We joined a land tour along with about 40 other people of a “certain age” all trying our best not to look like tourists. Along with the famous landmarks familiar to all of us in France, I was longing for “real” country French fare, which necessitated leaving the larger cities and seeing how the farmers ate.
We arrived in Avignon in a light rain which didn’t reduce our delight in the old homes and the charming winding streets which beckoned a traveler to explore a little more. Our exploration led us to the palace of the ancient popes.
I love the quiet moments in a trip, so as we left the palace , staggered by the concept of the immense power they wielded even in the Middle Ages, we were thrilled to come upon a lone flutist who was sitting alone in the middle of the huge square and filling the air with the glorious sound of Mozart! Truly a memorable moment.

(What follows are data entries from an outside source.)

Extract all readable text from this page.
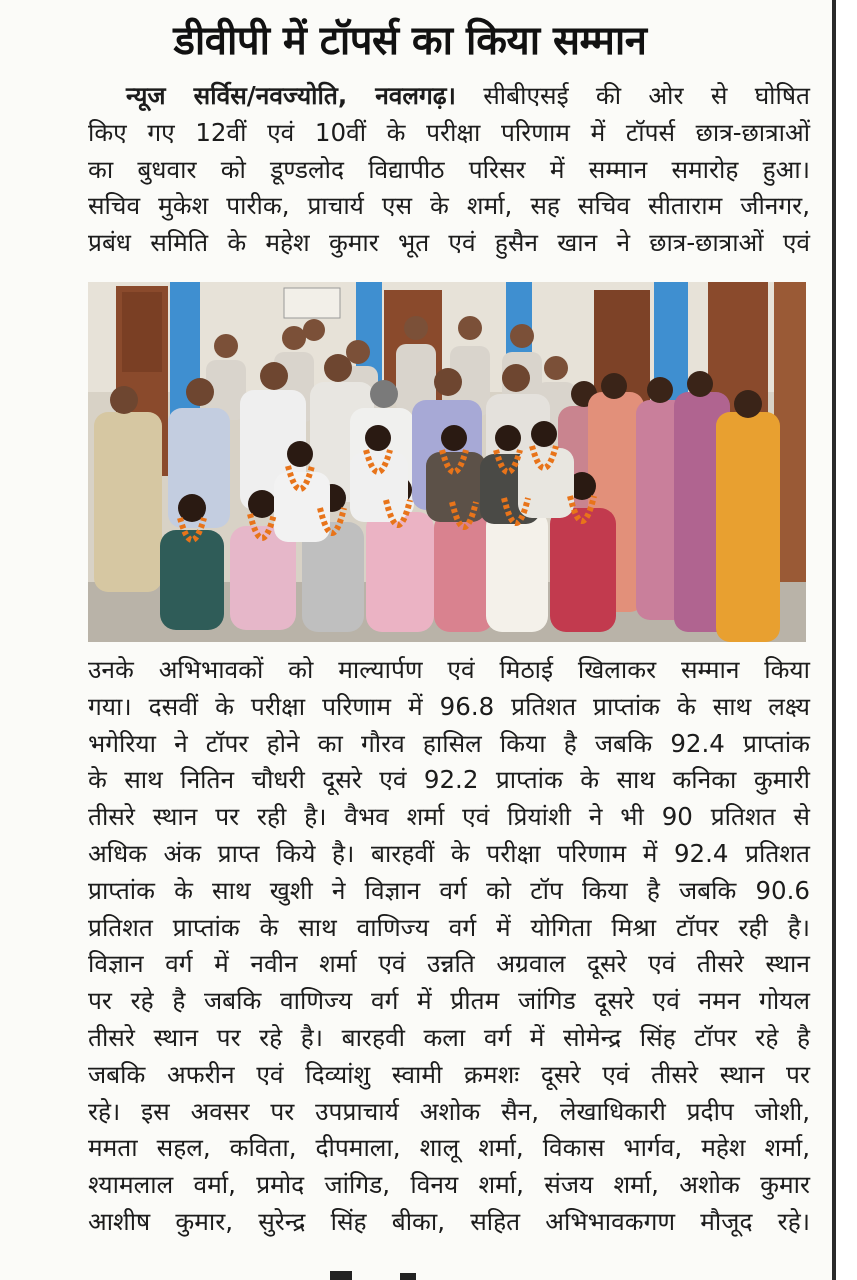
डीवीपी में टॉपर्स का किया सम्मान
न्यूज सर्विस/नवज्योति, नवलगढ़। सीबीएसई की ओर से घोषित
किए गए 12वीं एवं 10वीं के परीक्षा परिणाम में टॉपर्स छात्र-छात्राओं
का बुधवार को डूण्डलोद विद्यापीठ परिसर में सम्मान समारोह हुआ।
सचिव मुकेश पारीक, प्राचार्य एस के शर्मा, सह सचिव सीताराम जीनगर,
प्रबंध समिति के महेश कुमार भूत एवं हुसैन खान ने छात्र-छात्राओं एवं
उनके अभिभावकों को माल्यार्पण एवं मिठाई खिलाकर सम्मान किया
गया। दसवीं के परीक्षा परिणाम में 96.8 प्रतिशत प्राप्तांक के साथ लक्ष्य
भगेरिया ने टॉपर होने का गौरव हासिल किया है जबकि 92.4 प्राप्तांक
के साथ नितिन चौधरी दूसरे एवं 92.2 प्राप्तांक के साथ कनिका कुमारी
तीसरे स्थान पर रही है। वैभव शर्मा एवं प्रियांशी ने भी 90 प्रतिशत से
अधिक अंक प्राप्त किये है। बारहवीं के परीक्षा परिणाम में 92.4 प्रतिशत
प्राप्तांक के साथ खुशी ने विज्ञान वर्ग को टॉप किया है जबकि 90.6
प्रतिशत प्राप्तांक के साथ वाणिज्य वर्ग में योगिता मिश्रा टॉपर रही है।
विज्ञान वर्ग में नवीन शर्मा एवं उन्नति अग्रवाल दूसरे एवं तीसरे स्थान
पर रहे है जबकि वाणिज्य वर्ग में प्रीतम जांगिड दूसरे एवं नमन गोयल
तीसरे स्थान पर रहे है। बारहवी कला वर्ग में सोमेन्द्र सिंह टॉपर रहे है
जबकि अफरीन एवं दिव्यांशु स्वामी क्रमशः दूसरे एवं तीसरे स्थान पर
रहे। इस अवसर पर उपप्राचार्य अशोक सैन, लेखाधिकारी प्रदीप जोशी,
ममता सहल, कविता, दीपमाला, शालू शर्मा, विकास भार्गव, महेश शर्मा,
श्यामलाल वर्मा, प्रमोद जांगिड, विनय शर्मा, संजय शर्मा, अशोक कुमार
आशीष कुमार, सुरेन्द्र सिंह बीका, सहित अभिभावकगण मौजूद रहे।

We took the back roads through the countryside quietly listening to lovely French music on our way to Arles. We were all lulled by the warm sunshine and the music, when the bus came to a sudden stop, and as we looked through the windows we saw a large herd of sheep with a grizzled old shepherd keeping them in line as they slowly crossed the road to the other side. Memorable moment number two!
The wondrous light in Arles, so beloved by Van Gogh and Cezanne, proved to be hiding its glory behind a few clouds during our entire visit, so I packed away the paints and brushes and dragged out the camera. I could “wing it” with the light when I got home. Not quite the same, but still OK.
Still not a taste of “real” country cooking, but we soon came to the Dordogne River and La Rogue Gageau with its quaint houses clinging to steep rocky cliffs. The shops all front onto tiny cobblestone streets, which would be disastrous for a fashionista in sky-high heels. We found a cute little cafe advertising its menu on the front, and there in white chalk on the blackboard was Cassoulet! Oh delight! But by the time we were served, they had removed it from the menu!
Feeling like a wounded warrior deprived of a victory, we bought some great bread, meat and cheese, and a bottle of red wine at the next door shop and walked until we found the river. An old willow tree beckoned us to shelter beneath it while we had the nicest lunch so far on this trip to France. A small boat with a young couple slowly sailed along in front of us. Memorable moment number three. (I bring this moment out quite often while sitting in a dentist’s chair.)
When we boarded our bus once more, a fellow tourist complained about the cassoulet at the cute little restaurant: “Why, it’s just French Baked Beans”!
For those of you who are not familiar with this marvelous country dish, it is made with large white beans, ham and several types of sausage all cosily nestled into a stoneware crock with garlic, wine and a few tomatoes and left to languish in a warm oven for a few hours while it drives the hungry diners wild with anticipation. It can contain any number of meats; duck goose, game, etc. In the Toulouse area it must include among its meats some goose. After all, somethng must be done with all the geese which housed the foie gras!
“French Baked Beans” it may be, but I make a 30 minute version which goes pretty well with a loaf of homemade crunchy French bread and a bottle of red.